Best practices and architecture for code validation

Three states of the same problem — covering every domain of code security (SAST, SCA, secrets, configs, IaC, containers, APIs). Before AI, humans bolted a scanner onto each domain. After AI, teams used AI itself to review the code — which carries three problems: coverage, variance, and token cost. Gadriel runs inside the AI coding environment and fixes it in the background.

State 01 · Before AI — the tool-sprawl era (~2015 – 2022)

Humans wrote the code. Security meant bolting a separate scanner onto each domain — and they all ran at the same place: the CI side (PR / review pipeline), late, after the dev had moved on. Each tool had its own dashboard, its own policy, its own backlog. Findings came back as a wave at CI, so the developer had to context-switch back, fix, re-push, and wait for the pipeline again — lots of back-and-forth, and the code couldn't move downstream until CI cleared. The "shift-left" dream existed, but the tooling stayed bunched at CI.

STATE 01 · Code gates at CI, infra / image / runtime gates at CD

Domain leaders of the era: SAST — Checkmarx, Fortify, Coverity, SonarQube · SCA — Black Duck, Snyk Open Source, Sonatype Nexus, Mend · Secrets — GitGuardian, TruffleHog · IaC/config — Checkov/Bridgecrew, Terrascan · Containers — Aqua, Twistlock (→ Prisma), Trivy · DAST/API — Veracode, Invicti, Burp.

Model: one scanner per domain, run late, correlated by humans.
Gate: PR, CI/CD and security review — friction lives at the end.
Pain: tool sprawl, alert fatigue, slow remediation, no single view.

State 02 · After AI — let the AI review the code (2023 – today)

Why people reached for AI review: the traditional tools all sat at CI, so every finding meant a round-trip — push, wait for the pipeline, read the wave of results, fix, re-push, wait again. Code couldn't move to the next stage until CI cleared. That back-and-forth is the bottleneck AI promised to skip: have the model review the code at the dev machine, before commit, so nothing waits on CI. The output looks like security — a confident report citing CVE numbers. But because the model itself is doing the analysis, the method carries three problems no prompt removes.

STATE 02 · AI reviews at the dev machine — three structural problems let issues leak downstream

The methods, vendor-neutral: prompt the coding model to audit its own diff · layer on cybersecurity skill packs or secure-coding rulesets · stand up an AI agent that re-scans the repo each pass. Common to all: the model itself is doing the analysis, so it carries the model's cutoff, the model's variance, and the model's per-token cost.

Coverage: training cutoff = blind to CVEs published after it; the gap is invisible, not flagged.
Probabilistic: non-deterministic — no guarantee the same code yields the same verdict run to run.
Token cost: leaning on an AI scanner every commit re-reads the codebase each time — spend scales relentlessly.
Legacy CD: the old IaC / container / DAST gates still run, but they're built for traditional software — they don't validate AI-system behavior.
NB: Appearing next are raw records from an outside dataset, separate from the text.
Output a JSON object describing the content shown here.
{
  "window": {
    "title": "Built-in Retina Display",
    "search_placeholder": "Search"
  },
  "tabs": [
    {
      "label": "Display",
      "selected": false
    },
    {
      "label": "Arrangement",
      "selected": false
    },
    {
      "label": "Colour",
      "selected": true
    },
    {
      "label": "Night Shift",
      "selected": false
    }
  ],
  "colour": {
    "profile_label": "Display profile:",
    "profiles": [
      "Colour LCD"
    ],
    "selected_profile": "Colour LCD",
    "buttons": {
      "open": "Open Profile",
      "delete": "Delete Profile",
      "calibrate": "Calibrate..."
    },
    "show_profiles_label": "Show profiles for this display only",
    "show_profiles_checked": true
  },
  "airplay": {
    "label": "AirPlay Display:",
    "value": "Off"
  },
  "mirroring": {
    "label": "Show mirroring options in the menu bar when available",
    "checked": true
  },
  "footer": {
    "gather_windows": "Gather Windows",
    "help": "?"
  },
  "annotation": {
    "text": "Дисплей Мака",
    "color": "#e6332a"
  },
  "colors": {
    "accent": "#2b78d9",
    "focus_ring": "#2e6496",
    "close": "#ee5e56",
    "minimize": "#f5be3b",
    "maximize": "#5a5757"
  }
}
State 03 · What Gadriel changes — the scanner that runs itself

Gadriel is the tool the skills were pointing toward — except it runs itself, and it runs across the whole spine through two products. GCA validates the code: on the dev machine it finds and fixes in the background inside the coding environment you already use (Claude Code, Cursor, Windsurf, Aider); at commit it's a blocking gate, so bad code never enters history; in CI it enforces the same eight controls in the build. Then GRA takes over at CD — validating the running AI system (agents, RAG, LLM, MCP, A2A) before deploy, the exact thing the legacy CD tools (IaC, container, DAST) were never built to see.

And it fixes State 02's three problems at the root: it validates every line against a live OSV feed (270,336 advisories, 11 ecosystems) so there is no training cutoff; it's deterministic and reproducible — same input, same output, audit-defensible; and it's a real scanner, not the model re-reading the repo each run, so token cost stays flat. 100% local, emits SBOMs (SPDX + CycloneDX), across all eight pillars — not security alone.

STATE 03 · GCA covers dev → CI · GRA covers CD · one local scan · eight pillars

GCA · code: validates code at dev, commit (blocking) and CI — same eight controls, before bad code enters history.
GRA · CD: at deploy, validates the running AI system — agents, RAG, LLM, MCP, A2A — which legacy CD tools can't.
Full spine: covered dev → CD, where traditional tools only reached CI and AI review only the dev machine.
Why it holds: live OSV feed (no cutoff) · deterministic (reproducible) · real scanner (flat token cost).

Validate what AI writes, what AI does, and what AI costs.

Vendor names and market data drawn from 2025–2026 AppSec / AI-code-security sources; used for illustrative positioning.